Вот тут Коленька явно обиделся.
– Ни на кого я не бросаюсь. Дурочка, я же для тебя старался. Я же справочки навел. Думаю, женщина в разводе, мужское внимание не помешает… Я же просто, как друг.
Он так искренне это сказал, что обижаться было бы нелепо.
– Спасибо, Коленька, – сказала я, поцеловав его в щеку, – спасибо, друг. Будем считать, что свою дозу мужского внимания я получила. Пошли, уже домой пора.
– Пошли, – с облегчением согласился Коленька. – Ты с сыном живешь? Послушай, приходи к нам в выходные с сыном. У нас кролик живет, мои мелкие с твоим вместе поиграют, жена приготовит чего-нибудь, пивка попьем, а?
Я пообещала подумать, и Коленька, подхватив мою сумку, повел меня в машину.
Дома меня ждала гора грязной посуды, которую мое великовозрастное дитя даже не удосужилось составить в мойку.

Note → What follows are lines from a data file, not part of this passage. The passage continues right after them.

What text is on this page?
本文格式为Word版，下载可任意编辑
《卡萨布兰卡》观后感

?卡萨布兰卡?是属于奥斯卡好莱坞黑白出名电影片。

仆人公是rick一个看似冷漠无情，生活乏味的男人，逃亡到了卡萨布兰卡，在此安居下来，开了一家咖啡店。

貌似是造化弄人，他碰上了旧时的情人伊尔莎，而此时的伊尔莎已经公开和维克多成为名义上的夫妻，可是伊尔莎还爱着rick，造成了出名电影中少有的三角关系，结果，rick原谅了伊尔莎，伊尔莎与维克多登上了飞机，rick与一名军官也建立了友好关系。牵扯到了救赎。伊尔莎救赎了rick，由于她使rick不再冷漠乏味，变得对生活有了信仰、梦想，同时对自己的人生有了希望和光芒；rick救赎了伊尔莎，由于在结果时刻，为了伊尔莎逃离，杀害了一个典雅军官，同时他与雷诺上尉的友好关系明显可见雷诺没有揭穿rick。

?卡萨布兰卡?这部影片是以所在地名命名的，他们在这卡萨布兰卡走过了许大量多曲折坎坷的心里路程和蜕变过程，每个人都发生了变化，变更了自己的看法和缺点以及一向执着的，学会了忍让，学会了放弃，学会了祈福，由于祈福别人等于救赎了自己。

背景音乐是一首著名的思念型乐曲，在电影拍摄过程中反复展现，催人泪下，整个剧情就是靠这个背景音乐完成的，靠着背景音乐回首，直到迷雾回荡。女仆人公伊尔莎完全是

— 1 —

Спасибо, хоть поел, подумала я, надевая фартук и приступая к домашнему хозяйству. Обозревая запачканные тарелки, я, как опытный следователь, отметила, что ребенок по дороге из школы купил хот-дог, но ел его дома – на столе валялась бумажка, в которую заворачивают хот-доги в уличных киосках, стоял кетчуп, большая тарелка была им измазана. Зато к полезной для здоровья гречневой каше сыночек даже не притронулся. Так, пил чай с шоколадным тортом, который я сделала позавчера, тряхнув стариной; причем не отрезал себе культурно кусочек, а отъедал ложкой от целого торта, и. ложку с недоеденным ошметком бросил там же, на блюде с тортом. И кто его только воспитывал! Под столом валялась кучка карамельных фантиков. Быстро вымыв посуду, я пошла разбираться с ребенком.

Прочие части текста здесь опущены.